Other notable signatories include feminist Gloria Steinem, singer Holly Near, author Susie Bright, gay writers Terrence McNally (“Love! Valour! Compassion!”) and Armistead Maupin (“Tales of the City”), and Betsy Reed, executive editor of The Nation magazine.

Look at ‘totality’ of lives

Black gay activist Kenyon Farrow, co-editor of “Letters from Young Activists: Today’s Rebels Speak Out,” said a number of the authors and signers of the “Beyond Same-Sex Marriage” statement are both academics and activists. Farrow’s work has focused on police brutality and prisons, as well as homophobic violence in New York City.

He said focusing on a single issue, such as gay marriage, is not a panacea for all societal ills.

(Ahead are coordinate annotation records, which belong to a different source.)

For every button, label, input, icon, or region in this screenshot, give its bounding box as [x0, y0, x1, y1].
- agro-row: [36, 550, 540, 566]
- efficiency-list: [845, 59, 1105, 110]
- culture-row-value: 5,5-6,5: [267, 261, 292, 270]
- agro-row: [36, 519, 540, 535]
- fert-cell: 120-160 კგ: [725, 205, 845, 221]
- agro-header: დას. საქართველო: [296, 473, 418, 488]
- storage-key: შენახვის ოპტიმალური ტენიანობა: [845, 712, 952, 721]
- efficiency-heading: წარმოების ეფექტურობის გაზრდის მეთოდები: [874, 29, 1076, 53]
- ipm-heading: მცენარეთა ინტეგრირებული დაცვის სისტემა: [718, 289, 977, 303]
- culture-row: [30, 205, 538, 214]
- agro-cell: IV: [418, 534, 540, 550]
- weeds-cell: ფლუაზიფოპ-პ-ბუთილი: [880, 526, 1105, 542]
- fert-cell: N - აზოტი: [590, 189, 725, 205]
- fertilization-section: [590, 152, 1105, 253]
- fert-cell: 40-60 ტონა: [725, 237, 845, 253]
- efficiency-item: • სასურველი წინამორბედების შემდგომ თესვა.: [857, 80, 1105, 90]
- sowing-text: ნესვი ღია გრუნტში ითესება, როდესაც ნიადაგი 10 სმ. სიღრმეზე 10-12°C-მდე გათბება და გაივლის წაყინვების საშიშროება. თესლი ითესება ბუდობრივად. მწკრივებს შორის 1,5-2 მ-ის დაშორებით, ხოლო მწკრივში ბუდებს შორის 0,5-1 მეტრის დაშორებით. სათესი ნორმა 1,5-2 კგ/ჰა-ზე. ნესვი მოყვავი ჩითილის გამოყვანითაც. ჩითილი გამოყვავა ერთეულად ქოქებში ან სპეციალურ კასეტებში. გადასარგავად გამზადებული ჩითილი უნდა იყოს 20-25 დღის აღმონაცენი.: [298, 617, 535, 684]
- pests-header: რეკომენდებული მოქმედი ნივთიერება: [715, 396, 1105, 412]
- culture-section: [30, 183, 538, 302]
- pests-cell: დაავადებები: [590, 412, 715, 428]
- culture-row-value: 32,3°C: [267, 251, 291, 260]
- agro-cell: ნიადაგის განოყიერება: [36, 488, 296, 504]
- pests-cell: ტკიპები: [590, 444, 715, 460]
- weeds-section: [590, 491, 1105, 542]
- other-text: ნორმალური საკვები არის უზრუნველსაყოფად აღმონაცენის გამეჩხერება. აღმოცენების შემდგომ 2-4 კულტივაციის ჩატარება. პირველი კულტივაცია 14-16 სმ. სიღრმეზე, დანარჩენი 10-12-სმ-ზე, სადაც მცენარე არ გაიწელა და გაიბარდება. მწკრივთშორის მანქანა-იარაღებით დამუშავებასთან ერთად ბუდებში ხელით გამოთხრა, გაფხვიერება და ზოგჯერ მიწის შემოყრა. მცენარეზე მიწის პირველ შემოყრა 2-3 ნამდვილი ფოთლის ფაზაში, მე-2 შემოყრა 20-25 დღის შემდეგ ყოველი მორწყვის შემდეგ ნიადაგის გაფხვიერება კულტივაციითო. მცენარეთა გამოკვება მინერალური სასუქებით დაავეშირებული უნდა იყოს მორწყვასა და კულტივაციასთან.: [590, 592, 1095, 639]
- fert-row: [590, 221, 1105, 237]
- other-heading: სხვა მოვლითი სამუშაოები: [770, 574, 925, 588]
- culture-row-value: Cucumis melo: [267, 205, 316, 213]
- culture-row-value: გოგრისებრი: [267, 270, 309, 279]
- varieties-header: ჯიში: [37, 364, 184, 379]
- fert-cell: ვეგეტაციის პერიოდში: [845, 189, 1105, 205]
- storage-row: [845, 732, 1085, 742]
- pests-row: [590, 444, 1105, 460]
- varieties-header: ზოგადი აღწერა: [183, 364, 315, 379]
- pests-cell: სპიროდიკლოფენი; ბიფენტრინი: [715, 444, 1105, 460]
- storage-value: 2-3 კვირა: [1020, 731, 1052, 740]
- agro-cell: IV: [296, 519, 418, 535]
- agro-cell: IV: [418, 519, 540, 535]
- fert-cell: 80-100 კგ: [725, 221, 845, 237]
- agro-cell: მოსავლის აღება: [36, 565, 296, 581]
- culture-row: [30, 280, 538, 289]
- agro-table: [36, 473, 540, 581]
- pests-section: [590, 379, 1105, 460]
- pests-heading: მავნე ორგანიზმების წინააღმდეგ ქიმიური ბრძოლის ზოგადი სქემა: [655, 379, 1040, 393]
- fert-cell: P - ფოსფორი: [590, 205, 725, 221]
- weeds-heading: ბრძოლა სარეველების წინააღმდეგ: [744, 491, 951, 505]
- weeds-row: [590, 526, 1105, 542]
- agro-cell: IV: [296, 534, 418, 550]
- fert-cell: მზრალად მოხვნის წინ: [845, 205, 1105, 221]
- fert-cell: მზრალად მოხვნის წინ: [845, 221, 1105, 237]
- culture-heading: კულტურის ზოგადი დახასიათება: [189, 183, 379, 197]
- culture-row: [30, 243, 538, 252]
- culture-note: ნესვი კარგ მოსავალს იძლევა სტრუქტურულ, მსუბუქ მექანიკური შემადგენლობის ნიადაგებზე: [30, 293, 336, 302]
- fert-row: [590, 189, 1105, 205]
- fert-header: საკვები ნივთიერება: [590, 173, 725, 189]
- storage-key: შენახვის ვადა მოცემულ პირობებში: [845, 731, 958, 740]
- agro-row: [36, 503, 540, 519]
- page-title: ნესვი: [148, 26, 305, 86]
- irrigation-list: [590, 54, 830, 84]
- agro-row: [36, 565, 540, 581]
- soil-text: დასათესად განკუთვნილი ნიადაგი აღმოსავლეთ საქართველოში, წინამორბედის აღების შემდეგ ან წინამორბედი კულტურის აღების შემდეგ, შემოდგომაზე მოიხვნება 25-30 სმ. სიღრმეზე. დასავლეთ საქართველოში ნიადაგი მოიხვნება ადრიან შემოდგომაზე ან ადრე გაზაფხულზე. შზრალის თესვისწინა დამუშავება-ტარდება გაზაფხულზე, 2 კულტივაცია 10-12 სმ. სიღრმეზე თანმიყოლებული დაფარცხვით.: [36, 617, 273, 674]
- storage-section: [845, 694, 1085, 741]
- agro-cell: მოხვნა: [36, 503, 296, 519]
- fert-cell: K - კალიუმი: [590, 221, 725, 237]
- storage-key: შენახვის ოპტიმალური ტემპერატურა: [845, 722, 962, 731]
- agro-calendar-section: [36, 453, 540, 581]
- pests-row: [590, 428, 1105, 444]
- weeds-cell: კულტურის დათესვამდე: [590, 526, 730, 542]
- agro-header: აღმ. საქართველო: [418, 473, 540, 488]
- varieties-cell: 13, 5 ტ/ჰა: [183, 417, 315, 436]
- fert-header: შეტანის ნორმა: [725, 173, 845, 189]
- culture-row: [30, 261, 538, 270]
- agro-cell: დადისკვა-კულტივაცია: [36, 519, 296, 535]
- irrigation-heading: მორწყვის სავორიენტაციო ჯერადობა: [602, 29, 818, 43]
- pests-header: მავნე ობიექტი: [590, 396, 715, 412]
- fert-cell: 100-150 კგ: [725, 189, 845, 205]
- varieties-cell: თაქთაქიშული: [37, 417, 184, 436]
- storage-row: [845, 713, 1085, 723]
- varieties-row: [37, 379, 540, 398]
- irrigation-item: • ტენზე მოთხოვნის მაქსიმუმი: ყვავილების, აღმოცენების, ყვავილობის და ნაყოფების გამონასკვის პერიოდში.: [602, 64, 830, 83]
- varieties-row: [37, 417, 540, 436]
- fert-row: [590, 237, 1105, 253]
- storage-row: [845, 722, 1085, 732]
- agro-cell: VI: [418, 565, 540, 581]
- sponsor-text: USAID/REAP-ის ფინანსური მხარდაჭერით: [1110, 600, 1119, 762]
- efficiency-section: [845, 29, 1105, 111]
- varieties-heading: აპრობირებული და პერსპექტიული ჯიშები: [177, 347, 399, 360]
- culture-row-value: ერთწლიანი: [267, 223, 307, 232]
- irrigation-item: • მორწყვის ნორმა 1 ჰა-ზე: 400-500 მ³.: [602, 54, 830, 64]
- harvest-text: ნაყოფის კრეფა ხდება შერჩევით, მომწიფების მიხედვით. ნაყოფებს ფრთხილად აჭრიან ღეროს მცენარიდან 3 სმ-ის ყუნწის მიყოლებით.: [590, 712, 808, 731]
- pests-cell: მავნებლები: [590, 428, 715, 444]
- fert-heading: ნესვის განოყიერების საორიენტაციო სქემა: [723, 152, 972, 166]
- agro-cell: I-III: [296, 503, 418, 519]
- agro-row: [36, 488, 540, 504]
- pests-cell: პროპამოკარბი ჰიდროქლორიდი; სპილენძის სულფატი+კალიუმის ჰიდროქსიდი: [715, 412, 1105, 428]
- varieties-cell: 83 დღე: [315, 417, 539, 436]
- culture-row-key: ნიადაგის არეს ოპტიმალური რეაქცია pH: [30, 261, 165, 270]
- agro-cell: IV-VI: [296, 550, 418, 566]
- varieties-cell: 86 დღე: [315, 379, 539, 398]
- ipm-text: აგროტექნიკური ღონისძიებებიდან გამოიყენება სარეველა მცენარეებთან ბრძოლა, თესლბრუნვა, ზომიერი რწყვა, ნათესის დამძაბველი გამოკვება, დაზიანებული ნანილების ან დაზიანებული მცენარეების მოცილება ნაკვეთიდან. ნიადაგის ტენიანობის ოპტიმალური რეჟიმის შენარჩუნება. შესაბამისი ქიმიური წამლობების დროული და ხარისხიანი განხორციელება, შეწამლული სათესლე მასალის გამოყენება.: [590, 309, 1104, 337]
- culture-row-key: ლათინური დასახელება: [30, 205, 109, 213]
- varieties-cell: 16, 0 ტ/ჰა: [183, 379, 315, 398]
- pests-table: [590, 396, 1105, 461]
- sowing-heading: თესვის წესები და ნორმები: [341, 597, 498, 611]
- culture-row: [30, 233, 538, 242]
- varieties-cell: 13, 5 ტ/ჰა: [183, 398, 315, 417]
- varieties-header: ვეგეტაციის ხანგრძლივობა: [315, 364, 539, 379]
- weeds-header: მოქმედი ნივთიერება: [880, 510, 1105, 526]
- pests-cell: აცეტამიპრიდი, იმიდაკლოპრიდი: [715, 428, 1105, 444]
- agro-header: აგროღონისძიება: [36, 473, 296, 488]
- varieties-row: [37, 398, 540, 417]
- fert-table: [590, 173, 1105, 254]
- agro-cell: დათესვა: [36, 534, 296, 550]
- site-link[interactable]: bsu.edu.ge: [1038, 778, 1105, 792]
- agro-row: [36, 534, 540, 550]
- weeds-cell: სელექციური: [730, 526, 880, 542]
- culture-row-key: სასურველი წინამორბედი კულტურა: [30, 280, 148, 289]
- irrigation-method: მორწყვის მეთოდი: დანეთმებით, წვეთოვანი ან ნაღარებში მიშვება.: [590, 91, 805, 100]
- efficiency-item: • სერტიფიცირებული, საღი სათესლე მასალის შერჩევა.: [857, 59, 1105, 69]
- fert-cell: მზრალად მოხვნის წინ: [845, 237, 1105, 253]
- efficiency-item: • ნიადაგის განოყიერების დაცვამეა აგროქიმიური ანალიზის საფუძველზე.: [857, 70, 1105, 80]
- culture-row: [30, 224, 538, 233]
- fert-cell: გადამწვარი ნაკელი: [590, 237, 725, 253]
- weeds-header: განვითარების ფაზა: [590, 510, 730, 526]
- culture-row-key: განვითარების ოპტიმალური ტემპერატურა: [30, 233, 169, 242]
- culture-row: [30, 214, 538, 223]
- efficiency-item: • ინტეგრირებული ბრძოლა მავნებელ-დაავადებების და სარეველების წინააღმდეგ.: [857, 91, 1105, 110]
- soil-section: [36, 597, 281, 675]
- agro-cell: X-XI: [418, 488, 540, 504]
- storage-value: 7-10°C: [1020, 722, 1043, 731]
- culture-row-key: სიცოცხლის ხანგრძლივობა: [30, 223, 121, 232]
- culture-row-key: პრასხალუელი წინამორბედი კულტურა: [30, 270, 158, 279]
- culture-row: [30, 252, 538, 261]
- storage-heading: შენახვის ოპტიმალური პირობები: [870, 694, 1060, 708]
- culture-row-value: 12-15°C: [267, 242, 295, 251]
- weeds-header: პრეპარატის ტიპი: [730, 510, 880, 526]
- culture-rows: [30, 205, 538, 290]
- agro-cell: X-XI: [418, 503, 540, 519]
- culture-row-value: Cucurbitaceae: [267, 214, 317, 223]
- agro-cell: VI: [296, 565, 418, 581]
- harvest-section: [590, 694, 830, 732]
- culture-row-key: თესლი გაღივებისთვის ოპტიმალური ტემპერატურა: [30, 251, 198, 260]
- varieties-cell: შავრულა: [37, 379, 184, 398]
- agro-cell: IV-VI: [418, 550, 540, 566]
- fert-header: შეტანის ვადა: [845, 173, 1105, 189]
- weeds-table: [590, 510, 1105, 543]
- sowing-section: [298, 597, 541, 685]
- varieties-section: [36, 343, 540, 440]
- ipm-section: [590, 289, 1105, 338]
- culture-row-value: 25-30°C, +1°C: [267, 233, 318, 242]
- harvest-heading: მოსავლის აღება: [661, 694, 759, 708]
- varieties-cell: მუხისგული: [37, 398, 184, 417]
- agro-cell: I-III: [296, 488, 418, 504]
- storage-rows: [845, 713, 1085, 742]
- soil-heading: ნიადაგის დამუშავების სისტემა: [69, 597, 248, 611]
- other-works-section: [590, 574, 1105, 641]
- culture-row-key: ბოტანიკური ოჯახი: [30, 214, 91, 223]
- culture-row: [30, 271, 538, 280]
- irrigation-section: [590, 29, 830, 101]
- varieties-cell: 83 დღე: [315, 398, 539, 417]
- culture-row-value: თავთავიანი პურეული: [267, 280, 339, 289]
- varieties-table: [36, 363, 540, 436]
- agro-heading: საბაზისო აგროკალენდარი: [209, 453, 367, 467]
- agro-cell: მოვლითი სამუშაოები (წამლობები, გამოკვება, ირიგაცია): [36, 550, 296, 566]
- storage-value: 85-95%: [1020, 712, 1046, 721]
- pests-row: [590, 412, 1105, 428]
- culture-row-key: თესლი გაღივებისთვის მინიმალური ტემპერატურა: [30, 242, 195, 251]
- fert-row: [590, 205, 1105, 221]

“People of color, women and trans people don’t have the luxury of just being gay,” he said. “We have to look at the totality of our lives and make decisions about the total impact of our lives. Marriage will not be the thing that saves our lives. We need to work for full, universal access to health care, fighting for legal recognition for a wide range of family and kinship structures and full separation of church and state in all matters in life.”

Jay Smith Brown, communications strategies director for the Human Rights Campaign, said his organization is supportive of domestic partnership benefits in the workplace for all types of families, but that HRC is focusing its resources on gay marriage.

“We are looking for equality in the legal system for same-sex couples,” he said. “And right now that is marriage.”

The “Beyond Marriage” statement comes in stark contrast to the announcement last week that three large gay rights groups have launched a new ad campaign touting the need for same-sex marriage rights.

The campaign, titled “Marriage Matters,” is appearing in 50 newspapers around the country and is sponsored by the Gay & Lesbian Alliance Against Defamation, the National Gay & Lesbian Task Force and Freedom to Marry. The three groups are contributing $250,000 to fund the ad campaign.

Last month, courts in Georgia and Nebraska reinstated state constitutional amendments banning gay couples from marrying. The highest court in New York also upheld that state’s gay marriage ban last month. And just last week, the Washington State Supreme Court upheld a ban on same-sex unions.